Message 8 of 28 (584163)
09-30-2010 4:28 PM
Reply to: Message 6 by jar
09-30-2010 4:02 PM


It is a tactic of desperation, an admission that they have failed, that the battle to retain their dogma has already been lost and that their beliefs are doomed to fall into the trash heap of all the other failed religions.
Not an admission, for to admit to the truth would doom their own faith as well. More of an unspoken realization, subconcious even, rationalized into something else.
Around 1970 there was a sci-fi novel called Macroscope (by Zelasney? it's been quite a while -- {ABE: no, by Piers Anthony}). A kind of background radiation or neutrino-like particles had been discovered that was affected by everything it passed through, such that a computer connected to a detector could recreate images of everywhere those particles had been, thus we could visually see anywhere in the galaxy. They also discovered transmission though this medium, which they called The Messenger. The Messenger would always start its broadcast at the last place the viewer had gotten to (from the beginning for first-timers) and establish a common language for understanding the rest of the message, which revealed all kinds of very advanced technology. Superimposed on The Messenger was The Destroyer that would destroy the mind of anyone who understood the Messenger. The story's protagonist, Archer, wasn't smart enough to understand the message, so he'd view the Messenger and then relate what he had seen to the others who could then apply it. Because he could view the message without understanding it, he was able to avoid The Destroyer.

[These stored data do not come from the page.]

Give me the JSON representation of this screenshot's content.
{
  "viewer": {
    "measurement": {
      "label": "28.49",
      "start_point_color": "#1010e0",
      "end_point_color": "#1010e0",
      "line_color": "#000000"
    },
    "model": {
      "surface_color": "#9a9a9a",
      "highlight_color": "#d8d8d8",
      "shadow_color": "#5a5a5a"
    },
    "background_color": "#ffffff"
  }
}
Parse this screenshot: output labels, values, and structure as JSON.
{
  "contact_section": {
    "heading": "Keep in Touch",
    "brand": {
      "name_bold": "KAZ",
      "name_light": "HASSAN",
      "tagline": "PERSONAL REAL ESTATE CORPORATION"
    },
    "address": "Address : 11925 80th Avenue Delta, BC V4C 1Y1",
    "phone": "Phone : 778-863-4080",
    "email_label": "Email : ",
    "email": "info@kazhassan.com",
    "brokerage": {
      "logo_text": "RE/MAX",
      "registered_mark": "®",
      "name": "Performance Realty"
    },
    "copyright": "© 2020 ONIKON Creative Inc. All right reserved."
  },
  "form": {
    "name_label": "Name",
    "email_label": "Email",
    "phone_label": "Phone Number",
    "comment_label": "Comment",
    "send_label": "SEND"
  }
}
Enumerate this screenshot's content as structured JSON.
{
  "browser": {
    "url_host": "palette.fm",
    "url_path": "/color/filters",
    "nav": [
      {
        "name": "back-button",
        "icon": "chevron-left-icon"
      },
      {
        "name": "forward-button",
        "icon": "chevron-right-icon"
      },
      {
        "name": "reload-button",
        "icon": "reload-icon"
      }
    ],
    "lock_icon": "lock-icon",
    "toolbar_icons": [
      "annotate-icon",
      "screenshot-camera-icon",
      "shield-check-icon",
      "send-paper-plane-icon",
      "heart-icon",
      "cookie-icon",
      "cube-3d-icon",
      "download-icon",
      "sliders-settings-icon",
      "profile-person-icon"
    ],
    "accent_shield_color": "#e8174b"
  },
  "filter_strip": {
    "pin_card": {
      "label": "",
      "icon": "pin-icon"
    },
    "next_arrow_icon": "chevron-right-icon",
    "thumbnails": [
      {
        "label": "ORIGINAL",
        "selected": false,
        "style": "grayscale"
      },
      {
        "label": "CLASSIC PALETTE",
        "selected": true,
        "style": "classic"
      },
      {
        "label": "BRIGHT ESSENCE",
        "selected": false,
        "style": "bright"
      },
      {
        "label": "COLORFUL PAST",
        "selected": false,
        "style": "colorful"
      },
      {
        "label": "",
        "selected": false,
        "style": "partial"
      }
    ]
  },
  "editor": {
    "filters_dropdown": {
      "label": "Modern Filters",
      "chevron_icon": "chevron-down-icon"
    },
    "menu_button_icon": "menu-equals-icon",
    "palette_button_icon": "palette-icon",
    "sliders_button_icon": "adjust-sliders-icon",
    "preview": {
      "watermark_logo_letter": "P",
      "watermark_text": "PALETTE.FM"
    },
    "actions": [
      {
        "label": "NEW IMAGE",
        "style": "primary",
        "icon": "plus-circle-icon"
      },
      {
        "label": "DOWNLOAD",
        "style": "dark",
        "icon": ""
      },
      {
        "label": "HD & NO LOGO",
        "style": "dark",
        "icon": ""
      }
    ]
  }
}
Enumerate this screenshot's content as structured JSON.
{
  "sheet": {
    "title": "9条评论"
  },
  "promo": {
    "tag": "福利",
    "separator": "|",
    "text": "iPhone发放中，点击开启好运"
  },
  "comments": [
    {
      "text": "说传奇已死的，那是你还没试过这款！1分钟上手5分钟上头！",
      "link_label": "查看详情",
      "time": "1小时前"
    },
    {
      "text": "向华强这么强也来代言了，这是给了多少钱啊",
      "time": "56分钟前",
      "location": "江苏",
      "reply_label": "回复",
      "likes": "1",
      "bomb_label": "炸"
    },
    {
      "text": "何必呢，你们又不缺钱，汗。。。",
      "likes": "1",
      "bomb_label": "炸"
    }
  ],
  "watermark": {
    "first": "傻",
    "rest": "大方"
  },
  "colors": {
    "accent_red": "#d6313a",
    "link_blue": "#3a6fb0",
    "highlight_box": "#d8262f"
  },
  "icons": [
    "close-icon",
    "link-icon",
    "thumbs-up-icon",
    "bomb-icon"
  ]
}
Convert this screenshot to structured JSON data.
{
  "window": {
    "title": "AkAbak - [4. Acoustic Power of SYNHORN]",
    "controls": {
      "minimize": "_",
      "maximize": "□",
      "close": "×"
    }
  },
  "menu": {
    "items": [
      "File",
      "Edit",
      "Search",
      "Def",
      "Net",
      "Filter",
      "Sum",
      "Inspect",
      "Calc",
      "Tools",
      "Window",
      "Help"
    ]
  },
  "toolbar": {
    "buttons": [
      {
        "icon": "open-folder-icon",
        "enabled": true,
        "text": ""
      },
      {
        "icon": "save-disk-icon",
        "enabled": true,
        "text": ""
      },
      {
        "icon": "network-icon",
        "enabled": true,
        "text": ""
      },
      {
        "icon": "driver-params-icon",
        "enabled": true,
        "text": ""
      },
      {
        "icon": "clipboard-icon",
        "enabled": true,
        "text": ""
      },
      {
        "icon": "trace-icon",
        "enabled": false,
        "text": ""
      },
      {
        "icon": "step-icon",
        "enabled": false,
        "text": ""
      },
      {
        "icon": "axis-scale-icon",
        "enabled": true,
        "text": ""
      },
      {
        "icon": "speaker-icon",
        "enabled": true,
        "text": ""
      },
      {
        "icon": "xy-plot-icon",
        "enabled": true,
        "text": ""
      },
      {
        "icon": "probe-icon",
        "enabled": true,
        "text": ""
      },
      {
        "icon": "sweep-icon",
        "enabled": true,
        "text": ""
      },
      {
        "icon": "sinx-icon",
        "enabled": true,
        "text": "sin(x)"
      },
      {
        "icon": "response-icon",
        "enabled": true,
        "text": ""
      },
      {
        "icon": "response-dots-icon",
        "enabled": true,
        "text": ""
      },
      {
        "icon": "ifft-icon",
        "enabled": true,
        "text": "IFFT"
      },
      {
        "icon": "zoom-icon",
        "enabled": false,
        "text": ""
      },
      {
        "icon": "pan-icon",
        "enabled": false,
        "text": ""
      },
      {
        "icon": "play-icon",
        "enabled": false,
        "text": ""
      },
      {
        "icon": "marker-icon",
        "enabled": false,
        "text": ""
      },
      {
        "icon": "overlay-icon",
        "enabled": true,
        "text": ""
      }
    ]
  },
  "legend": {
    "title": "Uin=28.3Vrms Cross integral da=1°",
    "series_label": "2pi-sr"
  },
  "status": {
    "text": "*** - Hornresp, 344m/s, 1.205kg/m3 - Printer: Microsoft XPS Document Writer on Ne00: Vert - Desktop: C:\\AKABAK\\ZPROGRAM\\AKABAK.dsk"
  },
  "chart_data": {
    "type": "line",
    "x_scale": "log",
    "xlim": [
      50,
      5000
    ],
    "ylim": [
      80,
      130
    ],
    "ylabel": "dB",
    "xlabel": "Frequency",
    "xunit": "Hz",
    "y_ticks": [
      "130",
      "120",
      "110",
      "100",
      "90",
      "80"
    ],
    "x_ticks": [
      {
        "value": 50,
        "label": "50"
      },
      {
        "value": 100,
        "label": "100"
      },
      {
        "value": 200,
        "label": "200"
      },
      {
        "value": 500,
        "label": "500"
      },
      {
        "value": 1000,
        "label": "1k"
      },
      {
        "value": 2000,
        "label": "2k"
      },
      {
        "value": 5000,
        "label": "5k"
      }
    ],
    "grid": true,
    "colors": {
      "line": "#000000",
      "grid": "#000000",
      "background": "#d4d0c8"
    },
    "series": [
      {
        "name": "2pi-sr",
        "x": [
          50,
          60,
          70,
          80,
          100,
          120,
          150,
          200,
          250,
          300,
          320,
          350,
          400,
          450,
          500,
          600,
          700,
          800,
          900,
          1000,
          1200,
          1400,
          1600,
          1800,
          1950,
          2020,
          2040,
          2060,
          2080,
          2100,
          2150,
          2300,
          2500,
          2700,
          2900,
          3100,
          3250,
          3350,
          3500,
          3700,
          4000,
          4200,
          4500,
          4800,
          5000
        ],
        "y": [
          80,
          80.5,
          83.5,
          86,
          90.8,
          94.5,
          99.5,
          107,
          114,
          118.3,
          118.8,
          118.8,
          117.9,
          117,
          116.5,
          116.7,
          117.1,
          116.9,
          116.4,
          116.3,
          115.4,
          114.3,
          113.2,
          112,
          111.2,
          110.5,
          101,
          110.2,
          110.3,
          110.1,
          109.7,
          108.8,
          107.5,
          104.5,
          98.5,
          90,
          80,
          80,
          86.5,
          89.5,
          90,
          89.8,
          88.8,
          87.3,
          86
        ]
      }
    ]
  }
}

And that is the analogy I see in operation with fundamentalists. They need to understand what's happening in the real world in order to deal with very real problems. But if they do understand what's really happening, then that could destroy their faith -- either they imagine that it will or it actually will, or both. So they avoid the truth instead of having to deal with it. That works for most whose everyday lives never need to deal with science or the truth. But those who must deal with such things need to find other ways to avoid the truth, other ways to understand just enough to get by but not enough to realize the truth and so endanger their faith. This is especially true of active creationists who try to carry on the fight against evolution; they need to know enough to discuss the subject matter, but not enough to actually understand the subject matter.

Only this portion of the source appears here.